To reconstruct with multiple GPUs, you’ll need the following:

  • Linux system

  • more than 1 NVIDIA GPU on the same machine (multi-instance GPU, or MIGs are NOT considered as multi GPU and would not work, see here.)

  • accelerate package from HuggingFace (it’s currently listed as a core dependency of PtyRAD so if you follow the README instruction while creating environment, it should already be included)

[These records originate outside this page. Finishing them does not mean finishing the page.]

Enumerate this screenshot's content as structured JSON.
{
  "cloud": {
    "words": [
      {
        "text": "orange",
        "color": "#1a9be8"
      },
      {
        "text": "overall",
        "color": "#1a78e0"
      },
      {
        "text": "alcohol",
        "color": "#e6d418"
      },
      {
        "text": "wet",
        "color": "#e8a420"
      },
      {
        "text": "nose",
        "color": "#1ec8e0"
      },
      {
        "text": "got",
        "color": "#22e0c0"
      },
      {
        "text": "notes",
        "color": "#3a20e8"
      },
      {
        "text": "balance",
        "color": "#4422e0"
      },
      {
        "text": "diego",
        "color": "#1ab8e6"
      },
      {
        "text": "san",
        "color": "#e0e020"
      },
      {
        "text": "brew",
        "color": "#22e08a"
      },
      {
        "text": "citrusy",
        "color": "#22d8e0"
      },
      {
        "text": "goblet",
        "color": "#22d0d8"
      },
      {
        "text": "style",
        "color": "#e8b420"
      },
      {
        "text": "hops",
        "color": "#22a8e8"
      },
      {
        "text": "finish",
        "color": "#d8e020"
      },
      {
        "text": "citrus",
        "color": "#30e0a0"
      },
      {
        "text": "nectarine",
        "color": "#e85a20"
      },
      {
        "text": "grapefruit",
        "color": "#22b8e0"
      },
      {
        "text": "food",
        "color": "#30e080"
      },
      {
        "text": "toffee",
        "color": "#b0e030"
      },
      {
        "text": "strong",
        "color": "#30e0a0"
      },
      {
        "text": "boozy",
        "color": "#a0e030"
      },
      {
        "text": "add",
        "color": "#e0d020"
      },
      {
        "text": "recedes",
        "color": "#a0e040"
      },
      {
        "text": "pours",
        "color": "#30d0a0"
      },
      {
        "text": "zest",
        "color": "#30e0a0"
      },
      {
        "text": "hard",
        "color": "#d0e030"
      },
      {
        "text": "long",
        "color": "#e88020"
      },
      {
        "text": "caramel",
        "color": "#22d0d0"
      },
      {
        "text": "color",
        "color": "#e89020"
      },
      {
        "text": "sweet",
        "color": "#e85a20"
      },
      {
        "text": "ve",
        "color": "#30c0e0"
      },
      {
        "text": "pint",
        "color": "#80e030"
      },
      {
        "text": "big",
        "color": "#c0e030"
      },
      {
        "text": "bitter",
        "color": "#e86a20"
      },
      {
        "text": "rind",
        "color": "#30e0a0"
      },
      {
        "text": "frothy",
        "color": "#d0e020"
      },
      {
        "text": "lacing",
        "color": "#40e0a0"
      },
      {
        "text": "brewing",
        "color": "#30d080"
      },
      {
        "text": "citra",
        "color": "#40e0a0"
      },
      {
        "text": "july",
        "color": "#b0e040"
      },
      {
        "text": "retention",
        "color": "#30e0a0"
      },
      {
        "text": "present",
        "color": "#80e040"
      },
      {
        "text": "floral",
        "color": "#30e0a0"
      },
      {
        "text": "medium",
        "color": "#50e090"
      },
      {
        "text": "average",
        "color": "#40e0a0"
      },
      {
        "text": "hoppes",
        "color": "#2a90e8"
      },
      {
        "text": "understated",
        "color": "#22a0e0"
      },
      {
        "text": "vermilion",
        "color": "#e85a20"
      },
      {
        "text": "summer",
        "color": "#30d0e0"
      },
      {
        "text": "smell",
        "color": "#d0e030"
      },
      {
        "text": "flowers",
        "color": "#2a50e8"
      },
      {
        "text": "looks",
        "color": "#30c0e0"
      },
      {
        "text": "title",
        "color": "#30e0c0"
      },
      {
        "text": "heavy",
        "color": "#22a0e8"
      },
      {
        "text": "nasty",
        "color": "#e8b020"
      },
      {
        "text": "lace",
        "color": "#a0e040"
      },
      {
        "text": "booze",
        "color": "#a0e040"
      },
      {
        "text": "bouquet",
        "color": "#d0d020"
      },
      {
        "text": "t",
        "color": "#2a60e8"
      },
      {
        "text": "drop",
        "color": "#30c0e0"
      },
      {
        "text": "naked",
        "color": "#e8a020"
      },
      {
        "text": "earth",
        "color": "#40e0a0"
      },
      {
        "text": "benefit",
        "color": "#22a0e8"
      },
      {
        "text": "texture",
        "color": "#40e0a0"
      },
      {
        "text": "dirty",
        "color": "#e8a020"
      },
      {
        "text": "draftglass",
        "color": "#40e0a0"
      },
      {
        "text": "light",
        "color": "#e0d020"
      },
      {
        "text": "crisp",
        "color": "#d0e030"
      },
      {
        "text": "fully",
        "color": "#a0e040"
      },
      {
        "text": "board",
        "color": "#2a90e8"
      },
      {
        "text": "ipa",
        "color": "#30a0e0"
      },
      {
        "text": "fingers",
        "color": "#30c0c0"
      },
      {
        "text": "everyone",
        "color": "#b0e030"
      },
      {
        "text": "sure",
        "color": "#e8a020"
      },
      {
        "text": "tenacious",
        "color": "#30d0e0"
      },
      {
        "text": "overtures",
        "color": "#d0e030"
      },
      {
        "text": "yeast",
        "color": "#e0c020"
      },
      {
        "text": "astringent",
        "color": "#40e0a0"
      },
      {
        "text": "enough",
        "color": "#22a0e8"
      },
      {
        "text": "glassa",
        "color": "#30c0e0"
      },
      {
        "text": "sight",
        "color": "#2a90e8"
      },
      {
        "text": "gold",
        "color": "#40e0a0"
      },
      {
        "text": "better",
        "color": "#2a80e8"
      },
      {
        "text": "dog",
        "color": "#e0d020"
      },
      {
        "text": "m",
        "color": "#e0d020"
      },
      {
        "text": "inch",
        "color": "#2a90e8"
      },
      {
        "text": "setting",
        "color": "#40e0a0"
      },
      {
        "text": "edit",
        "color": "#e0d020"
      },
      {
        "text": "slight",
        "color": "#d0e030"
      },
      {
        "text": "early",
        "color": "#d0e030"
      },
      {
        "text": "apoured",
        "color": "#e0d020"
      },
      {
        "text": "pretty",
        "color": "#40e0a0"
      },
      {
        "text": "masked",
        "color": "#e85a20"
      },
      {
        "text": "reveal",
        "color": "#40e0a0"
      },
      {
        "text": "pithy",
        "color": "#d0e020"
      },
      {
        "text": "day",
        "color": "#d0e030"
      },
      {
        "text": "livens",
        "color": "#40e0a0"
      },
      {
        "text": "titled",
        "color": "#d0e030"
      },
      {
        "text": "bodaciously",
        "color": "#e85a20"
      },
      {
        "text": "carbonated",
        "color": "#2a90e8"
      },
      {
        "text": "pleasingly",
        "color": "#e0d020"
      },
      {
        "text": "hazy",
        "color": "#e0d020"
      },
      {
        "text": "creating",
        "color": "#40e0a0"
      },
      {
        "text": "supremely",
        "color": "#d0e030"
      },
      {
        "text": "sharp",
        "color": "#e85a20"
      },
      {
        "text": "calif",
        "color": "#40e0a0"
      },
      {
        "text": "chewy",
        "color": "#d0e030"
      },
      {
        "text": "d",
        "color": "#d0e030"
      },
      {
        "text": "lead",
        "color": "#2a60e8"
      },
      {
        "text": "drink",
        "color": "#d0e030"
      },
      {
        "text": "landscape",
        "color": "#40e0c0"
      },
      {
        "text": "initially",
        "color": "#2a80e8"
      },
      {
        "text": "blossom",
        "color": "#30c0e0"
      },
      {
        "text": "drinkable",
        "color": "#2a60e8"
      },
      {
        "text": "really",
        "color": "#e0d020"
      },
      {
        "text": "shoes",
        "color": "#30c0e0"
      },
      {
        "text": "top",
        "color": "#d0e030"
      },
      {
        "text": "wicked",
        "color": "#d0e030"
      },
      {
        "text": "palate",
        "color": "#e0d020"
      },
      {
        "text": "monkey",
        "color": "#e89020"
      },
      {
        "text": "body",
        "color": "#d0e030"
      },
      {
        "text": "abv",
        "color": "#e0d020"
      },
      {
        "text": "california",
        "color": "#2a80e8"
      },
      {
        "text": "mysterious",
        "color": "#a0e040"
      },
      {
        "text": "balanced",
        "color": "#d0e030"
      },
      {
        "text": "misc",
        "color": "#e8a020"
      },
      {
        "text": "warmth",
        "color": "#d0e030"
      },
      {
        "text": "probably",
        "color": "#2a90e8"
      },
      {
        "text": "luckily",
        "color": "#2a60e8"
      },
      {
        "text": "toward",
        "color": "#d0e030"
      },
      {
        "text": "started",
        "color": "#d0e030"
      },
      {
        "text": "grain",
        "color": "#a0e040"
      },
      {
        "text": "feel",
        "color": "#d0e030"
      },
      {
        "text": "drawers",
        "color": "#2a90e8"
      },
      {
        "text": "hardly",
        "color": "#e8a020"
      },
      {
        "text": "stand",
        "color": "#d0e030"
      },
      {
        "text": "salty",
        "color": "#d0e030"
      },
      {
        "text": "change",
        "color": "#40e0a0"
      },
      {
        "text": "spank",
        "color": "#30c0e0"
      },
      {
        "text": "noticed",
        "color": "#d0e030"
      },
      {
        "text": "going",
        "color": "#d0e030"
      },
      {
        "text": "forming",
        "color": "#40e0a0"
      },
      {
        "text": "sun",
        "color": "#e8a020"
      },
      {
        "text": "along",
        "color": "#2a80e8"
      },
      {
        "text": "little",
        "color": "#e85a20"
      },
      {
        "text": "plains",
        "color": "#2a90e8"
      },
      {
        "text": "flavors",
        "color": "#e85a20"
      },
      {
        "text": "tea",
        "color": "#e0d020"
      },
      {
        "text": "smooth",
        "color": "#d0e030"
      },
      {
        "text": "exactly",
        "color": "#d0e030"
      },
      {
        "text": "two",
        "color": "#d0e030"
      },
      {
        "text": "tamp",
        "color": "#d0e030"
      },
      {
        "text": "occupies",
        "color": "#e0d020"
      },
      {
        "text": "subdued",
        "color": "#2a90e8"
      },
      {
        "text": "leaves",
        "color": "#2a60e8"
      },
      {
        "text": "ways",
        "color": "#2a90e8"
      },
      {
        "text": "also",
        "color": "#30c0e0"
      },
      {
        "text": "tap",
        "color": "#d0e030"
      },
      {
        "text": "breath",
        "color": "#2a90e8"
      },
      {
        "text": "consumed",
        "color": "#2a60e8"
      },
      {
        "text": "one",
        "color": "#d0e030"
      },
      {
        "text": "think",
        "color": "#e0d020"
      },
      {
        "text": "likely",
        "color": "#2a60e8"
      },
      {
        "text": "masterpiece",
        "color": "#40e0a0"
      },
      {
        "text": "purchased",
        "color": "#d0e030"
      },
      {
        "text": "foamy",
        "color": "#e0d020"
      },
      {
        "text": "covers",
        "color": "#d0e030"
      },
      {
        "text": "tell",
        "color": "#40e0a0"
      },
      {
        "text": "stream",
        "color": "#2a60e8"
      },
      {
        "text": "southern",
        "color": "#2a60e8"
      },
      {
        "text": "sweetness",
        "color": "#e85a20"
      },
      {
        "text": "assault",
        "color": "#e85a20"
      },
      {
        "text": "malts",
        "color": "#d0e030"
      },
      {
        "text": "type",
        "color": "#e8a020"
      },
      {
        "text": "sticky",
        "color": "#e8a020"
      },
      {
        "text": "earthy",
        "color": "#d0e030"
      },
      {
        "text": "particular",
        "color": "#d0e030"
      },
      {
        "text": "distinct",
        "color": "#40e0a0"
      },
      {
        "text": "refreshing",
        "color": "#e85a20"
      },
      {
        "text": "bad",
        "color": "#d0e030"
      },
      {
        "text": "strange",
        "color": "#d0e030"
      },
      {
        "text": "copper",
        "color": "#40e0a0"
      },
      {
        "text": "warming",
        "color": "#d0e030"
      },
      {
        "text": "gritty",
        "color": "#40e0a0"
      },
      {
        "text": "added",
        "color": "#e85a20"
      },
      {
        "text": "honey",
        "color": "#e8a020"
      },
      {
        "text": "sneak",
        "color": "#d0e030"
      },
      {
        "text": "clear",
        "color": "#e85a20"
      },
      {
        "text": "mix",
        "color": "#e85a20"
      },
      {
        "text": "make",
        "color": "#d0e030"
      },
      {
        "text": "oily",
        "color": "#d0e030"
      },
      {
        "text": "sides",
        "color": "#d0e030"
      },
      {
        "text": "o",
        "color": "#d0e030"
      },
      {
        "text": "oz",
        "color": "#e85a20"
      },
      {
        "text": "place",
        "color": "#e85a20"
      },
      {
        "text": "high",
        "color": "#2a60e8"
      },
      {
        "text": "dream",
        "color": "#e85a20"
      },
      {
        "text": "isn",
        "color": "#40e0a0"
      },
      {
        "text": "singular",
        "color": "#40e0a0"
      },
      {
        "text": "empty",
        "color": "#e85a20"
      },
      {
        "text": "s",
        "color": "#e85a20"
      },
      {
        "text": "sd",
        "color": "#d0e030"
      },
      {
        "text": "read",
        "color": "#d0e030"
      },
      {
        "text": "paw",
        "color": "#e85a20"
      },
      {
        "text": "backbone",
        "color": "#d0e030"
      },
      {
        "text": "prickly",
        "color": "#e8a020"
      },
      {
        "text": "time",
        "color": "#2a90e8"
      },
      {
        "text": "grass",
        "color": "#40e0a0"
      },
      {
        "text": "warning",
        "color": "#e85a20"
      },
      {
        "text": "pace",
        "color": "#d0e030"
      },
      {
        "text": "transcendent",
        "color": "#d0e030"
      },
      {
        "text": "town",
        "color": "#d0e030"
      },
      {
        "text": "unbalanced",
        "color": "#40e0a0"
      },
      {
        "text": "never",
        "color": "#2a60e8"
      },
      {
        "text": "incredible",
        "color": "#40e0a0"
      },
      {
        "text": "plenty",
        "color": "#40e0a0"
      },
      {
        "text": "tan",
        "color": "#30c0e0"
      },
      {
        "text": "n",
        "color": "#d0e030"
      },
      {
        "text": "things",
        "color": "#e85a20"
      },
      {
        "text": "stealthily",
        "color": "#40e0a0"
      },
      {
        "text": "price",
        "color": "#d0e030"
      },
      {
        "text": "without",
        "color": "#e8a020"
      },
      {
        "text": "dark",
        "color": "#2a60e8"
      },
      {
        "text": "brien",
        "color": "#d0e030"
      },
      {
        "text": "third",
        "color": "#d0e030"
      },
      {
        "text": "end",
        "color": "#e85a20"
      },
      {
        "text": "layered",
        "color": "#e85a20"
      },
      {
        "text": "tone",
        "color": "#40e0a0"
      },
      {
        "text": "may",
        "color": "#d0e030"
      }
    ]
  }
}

💡 This is the same example as ptyrad/scripts/slurm_run_ptyrad_multiGPU.sub.

#!/bin/bash
#SBATCH --job-name=multiGPU
#SBATCH --mail-user=cl2696@cornell.edu       # Where to send mail
#SBATCH --nodes=1                            # number of nodes requested
#SBATCH --ntasks=1                           # number of tasks to run in parallel
#SBATCH --cpus-per-task=64                    # number of CPUs required for each task. 4 for 10GB, 8 for 20GB, 32 for 80GB of A100.
#SBATCH --gres=gpu:a100:2               # request a GPU #gpu:a100:1, gpu:2g.20gb:1
#SBATCH --time=168:00:00                      # Time limit hrs:min:sec
#SBATCH --output=log_job_%j_ptyrad_PSO_multiGPU.txt  # Standard output and error log

## Assuming you are under root `ptyrad/` working directory and calling `sbatch scripts/slurm_run_ptyrad_multiGPU.sub`
pwd; hostname; date

module load cuda/11.8

source activate ptyrad

## Set the params_path variable
## Make sure the path specified inside params.yml is reachable from your root (i.e., `ptyrad/`)
PARAMS_PATH="params/examples/PSO.yml"
echo params_path = ${PARAMS_PATH}

## The gpuid is used to assign the device for PtyRAD, it can be either 'acc', 'cpu', or an integer
## The jobid is used as a unique identifier for hypertune mode with multiple GPU workers on different nodes. 
## The JOBID is an environment variable that'll be automatically set to 1-N via LoopSubmit.sh. If not set, default to 0.

## Execute the ptyrad CLI command `ptyrad run`
# ptyrad run "${PARAMS_PATH}" --gpuid 0 --jobid "${JOBID:-0}" 2>&1 # This runs via ptyrad CLI command on 1 GPU. 

## For multi-GPU and mixed-precision, explicitly pass `--gpuid acc` so that we can defer the device assignment to the "HuggingFace accelerate" package
## These capabilities are only available while launched via `accelerate``, and are only supported on non-MIG nodes so we can only do c0001 (full A100s)
## On A100, mixed-precision does not give significant speedup because A100 uses mostly tensor cores for TF32 dtype
## multi-GPU can also be much slower if the batch size is too small. Typically smaller batch sizes converge faster unless we scale the learning rate with batch size.
accelerate launch --multi_gpu --num_processes=2 -m ptyrad run "${PARAMS_PATH}" --gpuid acc 2>&1 # This runs DDP on 2 GPUs

date

💡 Note that 2 GPUs are requested --gres=gpu:a100:2, and the ptyrad run command is launched via accelerate launch --multi_gpu.